The stereotype of the crusty old doctor who wants nothing to do with new technology is not entirely inaccurate. Still, some of the most passionate evangelists for the idea that artificial intelligence can transform healthcare are members of the medical profession. And they have to learn a key lesson - some challenges may prove just too hard for AI.
Take Dr Tom Day, a consultant specialising in heart problems in unborn babies. He got in touch after I posted a social media message looking for people involved in trying to deploy AI in the NHS. Dr Day is one of a new breed of doctors who see patients, work on blue sky research at a university, but also have an entrepreneurial drive.
He works at Guy’s and St Thomas’ Hospital, is a clinical research scientist at King’s, London, and with colleagues has a start-up company. All of these activities focus on one question - why does the ultrasound scan expectant mothers get at twenty weeks somehow fail to spot around half of all serious heart defects?
This failure has serious consequences. When a heart defect is spotted at 20 weeks the baby’s parents face a terrible dilemma. “With very serious heart defects, “ explains Dr Day, “then a significant proportion of people would have a termination of pregnancy.” But medicine has made big advances over the last twenty years and with advance knowledge of a problem, the birth can take place at a specialist hospital, with doctors on hand to operate. “In the modern era, not quite all but almost all heart problems are operable. We can start giving life saving treatment as soon as the baby's born.”
But with no prior warning, the existence of a heart defect may only become evident some hours after the birth, making the risk of death or at least brain damage much higher. A decade ago, a project got underway at Guy’s and St Thomas’, with a big grant from the Wellcome Trust, to try to improve matters.
It was called iFind and its aim was “to substantially improve the diagnostic accuracy of scans carried out by less expert sonographers [ultrasound operators]” so that routine scans could be carried out without the need for a high level of expertise.
The scheme involved trying a number of technologies - one approach was using MRI scans, which Dr Day says has been very successful, another was using robotics to automate the scanning process, which has proved challenging: “it's really, really difficult to get robotics to work in this context.”
And finally there is the attempt to use AI to detect heart defects, which is where Dr Day comes in. Like just about any project based on machine learning, this was always going to depend on the collection and labelling of vast mounts of data. This came in the form of 10,000 videos of ultrasound scans - effectively screen recordings of what is quite a lengthy process.
Having heard about other uses of AI to examine scans for everything from brain tumours to eye conditions I thought I knew what came next - an algorithm trained on images of heart defects that had been missed first time around would be developed, providing a essential new tool for doctors treating sick babies.
But I was wrong. “The problem is heart defects may be the most common problem affecting babies but they still are rare,” says Dr Day. So even 10,000 scans might produce fewer than 100 undiagnosed heart defects of different kinds and that was nowhere near enough data to build a reliable AI system.
Instead the team decided they might be able to use AI to make the lengthy and complex process of carrying out an ultrasound scan faster. Tom says that as well as looking out for heart defects the sonographers have to take a whole series of routine measurements, stopping frequently to take notes: “What we thought might happen was that if you could automate that - a bit like putting the aeroplane in autopilot - you would improve the detection rate indirectly.”

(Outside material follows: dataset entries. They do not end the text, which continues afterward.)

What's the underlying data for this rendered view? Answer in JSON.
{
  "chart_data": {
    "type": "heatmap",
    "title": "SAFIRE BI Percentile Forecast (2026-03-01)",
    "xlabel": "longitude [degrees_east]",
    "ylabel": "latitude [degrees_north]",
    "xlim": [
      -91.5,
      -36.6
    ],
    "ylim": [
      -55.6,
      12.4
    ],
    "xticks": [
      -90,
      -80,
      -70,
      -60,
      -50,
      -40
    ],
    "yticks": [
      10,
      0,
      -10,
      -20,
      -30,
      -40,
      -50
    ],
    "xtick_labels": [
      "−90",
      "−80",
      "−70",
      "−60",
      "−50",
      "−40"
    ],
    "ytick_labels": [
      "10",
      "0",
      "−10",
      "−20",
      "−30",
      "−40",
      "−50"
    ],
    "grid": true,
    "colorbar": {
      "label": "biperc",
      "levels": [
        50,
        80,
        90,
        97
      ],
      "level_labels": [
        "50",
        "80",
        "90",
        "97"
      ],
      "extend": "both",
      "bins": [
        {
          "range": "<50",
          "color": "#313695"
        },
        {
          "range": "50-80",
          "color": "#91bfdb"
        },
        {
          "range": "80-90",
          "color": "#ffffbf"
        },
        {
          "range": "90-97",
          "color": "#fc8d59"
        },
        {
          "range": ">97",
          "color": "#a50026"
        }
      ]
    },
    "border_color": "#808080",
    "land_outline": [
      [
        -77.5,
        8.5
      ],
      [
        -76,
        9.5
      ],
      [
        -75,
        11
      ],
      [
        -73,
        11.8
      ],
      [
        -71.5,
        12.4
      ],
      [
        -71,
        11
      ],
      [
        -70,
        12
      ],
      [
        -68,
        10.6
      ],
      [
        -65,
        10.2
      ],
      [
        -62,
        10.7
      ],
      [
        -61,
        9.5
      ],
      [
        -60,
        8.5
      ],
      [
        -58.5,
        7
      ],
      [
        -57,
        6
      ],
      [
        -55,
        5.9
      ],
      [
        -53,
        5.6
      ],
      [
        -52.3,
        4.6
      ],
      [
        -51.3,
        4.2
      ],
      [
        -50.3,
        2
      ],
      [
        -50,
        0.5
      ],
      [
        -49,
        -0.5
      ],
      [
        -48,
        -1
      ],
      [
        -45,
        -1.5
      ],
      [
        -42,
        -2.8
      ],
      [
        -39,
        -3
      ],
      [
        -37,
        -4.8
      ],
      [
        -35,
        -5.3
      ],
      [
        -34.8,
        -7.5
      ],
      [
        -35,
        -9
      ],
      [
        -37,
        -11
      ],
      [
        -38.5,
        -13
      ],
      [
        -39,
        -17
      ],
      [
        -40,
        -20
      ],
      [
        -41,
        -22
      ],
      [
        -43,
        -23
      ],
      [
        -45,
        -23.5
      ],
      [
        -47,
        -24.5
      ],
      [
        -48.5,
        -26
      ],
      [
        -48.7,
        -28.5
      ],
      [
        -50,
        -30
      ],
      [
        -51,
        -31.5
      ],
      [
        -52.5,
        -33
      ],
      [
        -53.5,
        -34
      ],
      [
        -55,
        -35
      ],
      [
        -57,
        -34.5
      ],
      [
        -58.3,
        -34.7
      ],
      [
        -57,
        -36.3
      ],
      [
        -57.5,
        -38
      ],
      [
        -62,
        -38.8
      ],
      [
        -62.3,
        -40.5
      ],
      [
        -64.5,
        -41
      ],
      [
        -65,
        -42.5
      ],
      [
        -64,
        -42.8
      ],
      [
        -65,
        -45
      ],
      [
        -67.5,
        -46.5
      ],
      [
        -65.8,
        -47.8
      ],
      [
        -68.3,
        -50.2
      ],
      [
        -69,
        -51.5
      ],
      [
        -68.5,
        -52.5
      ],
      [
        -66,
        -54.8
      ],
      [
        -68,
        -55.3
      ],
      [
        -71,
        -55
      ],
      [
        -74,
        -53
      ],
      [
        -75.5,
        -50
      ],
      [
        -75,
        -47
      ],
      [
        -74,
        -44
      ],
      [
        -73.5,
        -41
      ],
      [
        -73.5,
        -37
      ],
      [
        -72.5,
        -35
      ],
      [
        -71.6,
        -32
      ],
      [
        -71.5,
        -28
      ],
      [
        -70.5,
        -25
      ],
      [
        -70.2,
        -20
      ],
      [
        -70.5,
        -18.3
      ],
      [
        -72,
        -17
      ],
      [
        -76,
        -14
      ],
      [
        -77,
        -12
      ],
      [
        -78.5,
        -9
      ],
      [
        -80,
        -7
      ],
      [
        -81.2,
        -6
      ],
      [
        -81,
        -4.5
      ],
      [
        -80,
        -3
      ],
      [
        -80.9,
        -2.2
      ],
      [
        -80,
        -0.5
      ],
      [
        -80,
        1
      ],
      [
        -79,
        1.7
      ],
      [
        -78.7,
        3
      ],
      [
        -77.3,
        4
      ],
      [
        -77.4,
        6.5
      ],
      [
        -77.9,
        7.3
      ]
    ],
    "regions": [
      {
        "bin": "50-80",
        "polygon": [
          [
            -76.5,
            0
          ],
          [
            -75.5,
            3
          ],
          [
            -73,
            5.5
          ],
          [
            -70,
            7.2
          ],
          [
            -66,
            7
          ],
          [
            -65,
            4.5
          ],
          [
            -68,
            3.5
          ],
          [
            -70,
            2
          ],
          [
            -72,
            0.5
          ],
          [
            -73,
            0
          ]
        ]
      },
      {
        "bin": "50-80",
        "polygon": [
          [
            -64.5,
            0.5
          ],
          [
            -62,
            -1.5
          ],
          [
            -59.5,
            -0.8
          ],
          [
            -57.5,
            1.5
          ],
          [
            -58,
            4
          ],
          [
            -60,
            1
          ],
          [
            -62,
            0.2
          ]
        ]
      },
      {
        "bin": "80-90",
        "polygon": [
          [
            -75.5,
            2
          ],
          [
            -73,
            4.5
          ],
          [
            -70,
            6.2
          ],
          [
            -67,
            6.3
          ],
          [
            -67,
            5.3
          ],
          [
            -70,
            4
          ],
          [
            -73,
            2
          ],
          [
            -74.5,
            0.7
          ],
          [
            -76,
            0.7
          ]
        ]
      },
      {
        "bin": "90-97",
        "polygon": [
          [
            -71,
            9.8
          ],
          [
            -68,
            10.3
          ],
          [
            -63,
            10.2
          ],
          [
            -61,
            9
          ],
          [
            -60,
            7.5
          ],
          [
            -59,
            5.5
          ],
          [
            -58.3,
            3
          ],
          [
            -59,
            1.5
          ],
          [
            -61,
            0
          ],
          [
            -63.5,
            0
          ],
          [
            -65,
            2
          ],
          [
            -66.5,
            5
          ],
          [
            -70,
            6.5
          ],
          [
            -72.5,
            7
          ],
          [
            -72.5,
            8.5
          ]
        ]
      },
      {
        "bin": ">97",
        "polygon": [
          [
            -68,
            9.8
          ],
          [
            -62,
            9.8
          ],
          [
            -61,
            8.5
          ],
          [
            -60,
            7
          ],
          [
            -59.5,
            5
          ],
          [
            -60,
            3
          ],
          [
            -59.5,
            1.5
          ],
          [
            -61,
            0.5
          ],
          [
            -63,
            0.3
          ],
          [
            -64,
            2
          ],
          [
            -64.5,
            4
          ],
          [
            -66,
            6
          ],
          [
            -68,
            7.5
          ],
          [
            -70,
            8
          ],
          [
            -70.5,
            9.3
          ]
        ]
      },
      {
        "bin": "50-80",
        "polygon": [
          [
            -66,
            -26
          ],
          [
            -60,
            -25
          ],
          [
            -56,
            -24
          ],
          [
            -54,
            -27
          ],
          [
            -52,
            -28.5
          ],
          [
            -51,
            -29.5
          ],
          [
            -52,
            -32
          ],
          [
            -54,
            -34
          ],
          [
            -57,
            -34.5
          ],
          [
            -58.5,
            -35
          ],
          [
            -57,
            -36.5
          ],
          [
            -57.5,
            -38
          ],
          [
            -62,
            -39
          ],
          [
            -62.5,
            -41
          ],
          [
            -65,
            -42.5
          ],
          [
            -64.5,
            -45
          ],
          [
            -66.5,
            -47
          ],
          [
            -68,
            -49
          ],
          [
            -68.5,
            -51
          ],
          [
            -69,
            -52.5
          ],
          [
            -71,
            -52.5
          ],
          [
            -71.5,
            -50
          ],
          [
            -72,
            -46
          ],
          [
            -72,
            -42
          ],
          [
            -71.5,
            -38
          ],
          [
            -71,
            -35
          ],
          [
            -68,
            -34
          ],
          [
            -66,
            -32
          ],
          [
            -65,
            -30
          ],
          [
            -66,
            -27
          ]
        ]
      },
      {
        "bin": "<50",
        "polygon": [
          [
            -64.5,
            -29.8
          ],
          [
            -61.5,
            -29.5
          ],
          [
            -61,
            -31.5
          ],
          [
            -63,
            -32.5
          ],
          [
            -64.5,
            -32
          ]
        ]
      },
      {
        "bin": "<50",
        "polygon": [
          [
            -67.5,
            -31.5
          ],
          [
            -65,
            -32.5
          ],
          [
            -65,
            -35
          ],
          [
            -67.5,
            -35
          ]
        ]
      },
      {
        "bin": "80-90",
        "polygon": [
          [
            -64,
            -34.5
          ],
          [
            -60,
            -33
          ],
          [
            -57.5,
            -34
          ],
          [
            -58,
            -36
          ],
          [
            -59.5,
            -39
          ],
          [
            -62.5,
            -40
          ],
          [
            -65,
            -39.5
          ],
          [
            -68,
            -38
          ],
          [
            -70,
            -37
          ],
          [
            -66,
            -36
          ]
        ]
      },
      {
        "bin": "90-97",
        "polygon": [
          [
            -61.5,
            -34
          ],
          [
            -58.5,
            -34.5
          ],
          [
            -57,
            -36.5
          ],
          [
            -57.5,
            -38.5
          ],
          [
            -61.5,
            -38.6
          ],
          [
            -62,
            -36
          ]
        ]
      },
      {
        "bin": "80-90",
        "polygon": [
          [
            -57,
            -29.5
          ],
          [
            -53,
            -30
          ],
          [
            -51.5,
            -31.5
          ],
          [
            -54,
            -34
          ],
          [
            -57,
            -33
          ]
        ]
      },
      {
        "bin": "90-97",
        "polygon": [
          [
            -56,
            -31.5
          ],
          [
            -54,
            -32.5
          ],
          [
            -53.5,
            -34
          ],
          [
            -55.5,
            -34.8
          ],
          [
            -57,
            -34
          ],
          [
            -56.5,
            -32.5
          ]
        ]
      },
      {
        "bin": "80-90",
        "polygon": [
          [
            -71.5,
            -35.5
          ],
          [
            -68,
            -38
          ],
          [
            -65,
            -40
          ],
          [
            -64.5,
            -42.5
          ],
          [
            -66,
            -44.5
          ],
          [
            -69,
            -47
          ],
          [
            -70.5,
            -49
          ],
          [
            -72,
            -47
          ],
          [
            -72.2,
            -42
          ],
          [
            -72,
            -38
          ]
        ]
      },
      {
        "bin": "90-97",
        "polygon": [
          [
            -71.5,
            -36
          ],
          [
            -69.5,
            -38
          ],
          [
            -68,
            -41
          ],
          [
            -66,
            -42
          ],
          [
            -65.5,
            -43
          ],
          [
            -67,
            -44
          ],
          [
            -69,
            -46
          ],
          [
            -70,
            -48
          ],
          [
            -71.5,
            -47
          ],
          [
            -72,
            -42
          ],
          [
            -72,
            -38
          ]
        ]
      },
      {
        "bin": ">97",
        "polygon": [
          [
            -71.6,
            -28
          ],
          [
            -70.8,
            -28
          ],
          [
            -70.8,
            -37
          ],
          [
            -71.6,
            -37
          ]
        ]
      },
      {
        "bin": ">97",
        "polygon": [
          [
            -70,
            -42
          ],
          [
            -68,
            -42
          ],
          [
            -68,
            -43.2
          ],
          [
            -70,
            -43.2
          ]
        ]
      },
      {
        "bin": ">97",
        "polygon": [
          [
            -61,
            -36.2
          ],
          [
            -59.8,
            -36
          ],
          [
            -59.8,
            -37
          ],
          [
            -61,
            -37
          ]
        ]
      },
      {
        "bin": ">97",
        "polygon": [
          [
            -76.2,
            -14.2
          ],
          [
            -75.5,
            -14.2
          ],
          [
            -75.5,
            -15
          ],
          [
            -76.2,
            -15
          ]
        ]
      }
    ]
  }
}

They have produced a product which reduces the average time taken to do a scan from 20 to 12 minutes and. according to Dr Day, `’lightens the cognitive load” of the sonographer, in other words frees them from the distractions they face as they go through the routine stuff and allows them to focus on what is important.
But, but, but…
”What we haven't shown is evidence that it changes the rate of diagnosis,” he admits. To achieve that would mean running a huge trial involving thousands of babies, a very expensive process for which they are currently seeking a grant.
But in the meantime Dr Day and his colleagues have set up a business called Fraiya to try to commercialise their ideas. As they try to sell their existing product as a practical way for hospitals to speed up ultrasound, one approach is to market the system as a way of making life easier for the doctors who often have to be the second pair of eyes reviewing the scan:
“The AI can take a 20 minute ultrasound and organise it in a way such that an expert can then review it very quickly.”
For now, he says, this would be a halfway house with a human in the loop just using the AI as a tool, but over time the system would get better at detecting heart defects on its own.
The ambition is still to create a system that can detect far more heart defects than the typical human ultrasound operator but without producing too many false positives which would clog up hospitals while placing unnecessary and unbearable strains on parents.
Tom Day’s story tells us that amidst all the hype about AI and healthcare we need to realise that this stuff is hard, it makes big demands in terms of the data and investment required, and after years of hard work you still may find that it doesn’t really work.
So I asked Tom what kept him going:. Here’s what he told me:
““I regularly have to care for babies with severe heart disease who have been missed antenatally and born in the wrong hospital, with no treatment until they become very sick. It’s a real reminder that what we are trying to do will have a tangible benefit for the most fragile and vulnerable members of our society.”